Brasília, 6/28/2004(Agência Brasil) - Federal government debt reached US$304.3 billion (R$946.7 billion) in May, the equivalent of 56.8% of GDP. In April the ratio was 56.5%.
According to the head of the Central Bank Economic Department, Altamir Lopes, a spike in the exchange rate, which rose 6.26% in May, caused the size of the debt to rise US$1.3 billion (R$4.2 billion) because of money-market debt indexed to the dollar and another US$3.3 billion (R$10.4 billion) because of debt service charges, also in dollars.
But Lopes points out that last December the the debt/GDP ratio was 58.7%, which shows that there has actually been "a significant reduction of 1.93 percentage points," a reflection of responsible fiscal policy, he said.

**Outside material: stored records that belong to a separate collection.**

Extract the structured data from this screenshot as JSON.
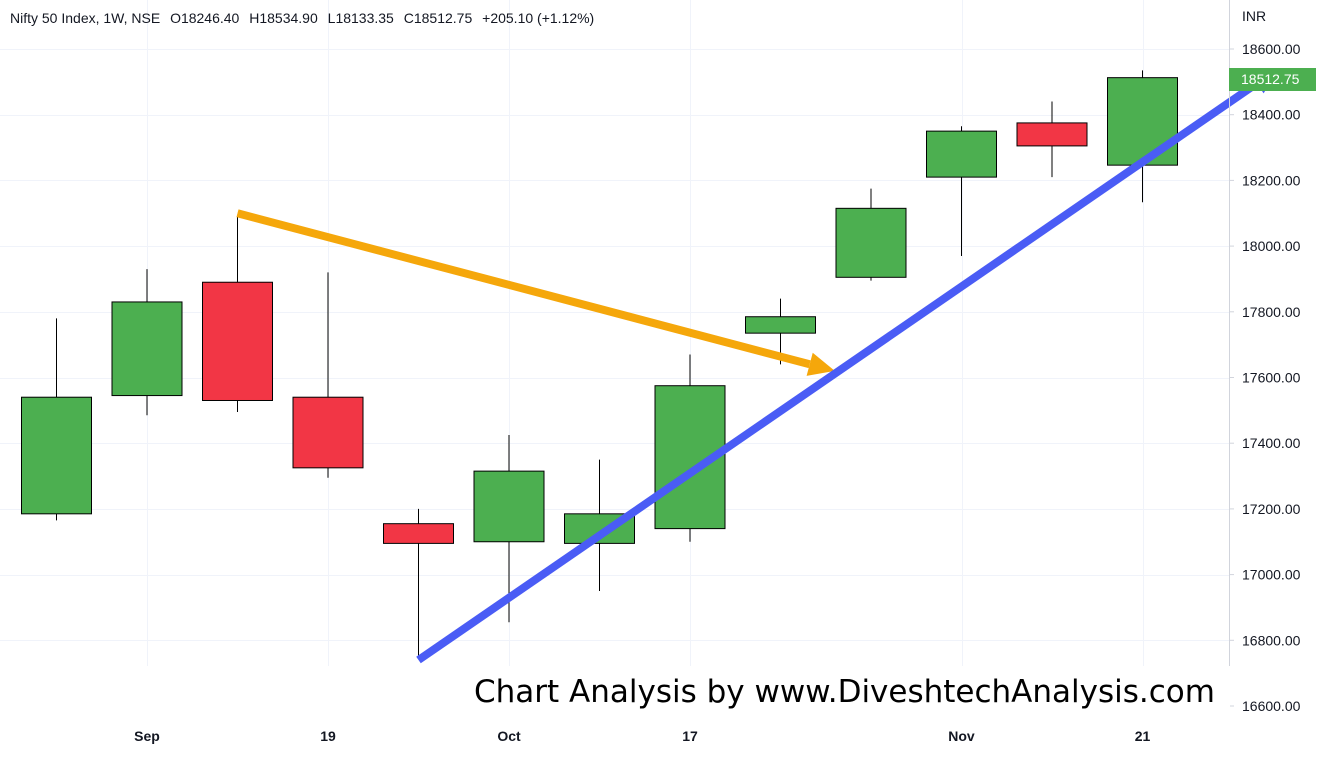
{
  "legend": {
    "symbol": "Nifty 50 Index, 1W, NSE",
    "open": "O18246.40",
    "high": "H18534.90",
    "low": "L18133.35",
    "close": "C18512.75",
    "change": "+205.10 (+1.12%)"
  },
  "price_axis": {
    "currency": "INR",
    "last_price_label": "18512.75"
  },
  "watermark": "Chart Analysis by www.DiveshtechAnalysis.com",
  "colors": {
    "up": "#4caf50",
    "down": "#f23645",
    "grid": "#f0f3fa",
    "arrow_orange": "#f5a70b",
    "arrow_blue": "#4a5cf5",
    "text": "#131722"
  },
  "chart_data": {
    "type": "candlestick",
    "title": "Nifty 50 Index, 1W, NSE",
    "ylim": [
      16600,
      18600
    ],
    "y_ticks": [
      16600,
      16800,
      17000,
      17200,
      17400,
      17600,
      17800,
      18000,
      18200,
      18400,
      18600
    ],
    "y_tick_labels": [
      "16600.00",
      "16800.00",
      "17000.00",
      "17200.00",
      "17400.00",
      "17600.00",
      "17800.00",
      "18000.00",
      "18200.00",
      "18400.00",
      "18600.00"
    ],
    "x_ticks": [
      {
        "index": 1,
        "label": "Sep"
      },
      {
        "index": 3,
        "label": "19"
      },
      {
        "index": 5,
        "label": "Oct"
      },
      {
        "index": 7,
        "label": "17"
      },
      {
        "index": 10,
        "label": "Nov"
      },
      {
        "index": 12,
        "label": "21"
      }
    ],
    "grid": true,
    "candles": [
      {
        "index": 0,
        "open": 17185,
        "high": 17780,
        "low": 17165,
        "close": 17540
      },
      {
        "index": 1,
        "open": 17545,
        "high": 17930,
        "low": 17485,
        "close": 17830
      },
      {
        "index": 2,
        "open": 17890,
        "high": 18095,
        "low": 17495,
        "close": 17530
      },
      {
        "index": 3,
        "open": 17540,
        "high": 17920,
        "low": 17295,
        "close": 17325
      },
      {
        "index": 4,
        "open": 17155,
        "high": 17200,
        "low": 16750,
        "close": 17095
      },
      {
        "index": 5,
        "open": 17100,
        "high": 17425,
        "low": 16855,
        "close": 17315
      },
      {
        "index": 6,
        "open": 17095,
        "high": 17350,
        "low": 16950,
        "close": 17185
      },
      {
        "index": 7,
        "open": 17140,
        "high": 17670,
        "low": 17100,
        "close": 17575
      },
      {
        "index": 8,
        "open": 17735,
        "high": 17840,
        "low": 17640,
        "close": 17785
      },
      {
        "index": 9,
        "open": 17905,
        "high": 18175,
        "low": 17895,
        "close": 18115
      },
      {
        "index": 10,
        "open": 18210,
        "high": 18365,
        "low": 17970,
        "close": 18350
      },
      {
        "index": 11,
        "open": 18375,
        "high": 18440,
        "low": 18210,
        "close": 18305
      },
      {
        "index": 12,
        "open": 18246.4,
        "high": 18534.9,
        "low": 18133.35,
        "close": 18512.75
      }
    ],
    "annotations": [
      {
        "type": "arrow",
        "color": "orange",
        "from": {
          "index": 2,
          "value": 18100
        },
        "to": {
          "index": 8.6,
          "value": 17620
        }
      },
      {
        "type": "arrow",
        "color": "blue",
        "from": {
          "index": 4,
          "value": 16740
        },
        "to": {
          "index": 13.5,
          "value": 18540
        }
      }
    ]
  }
}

Another reflection of good government policy was the primary surplus in May, says Lopes, which was the best ever for May at US$1.8 billion (R$5.8 billion). That brings the surplus to US$12.3 billion (R$38.2 billion), the equivalent of 5.87% of GDP, for the January to May period.
Lopes also reports that Brazil's total government debt, which includes states and municipalities, reached US$409 billion (R$1.273 trillion), or 76.4% of GDP. In April it was 77.4% of GDP.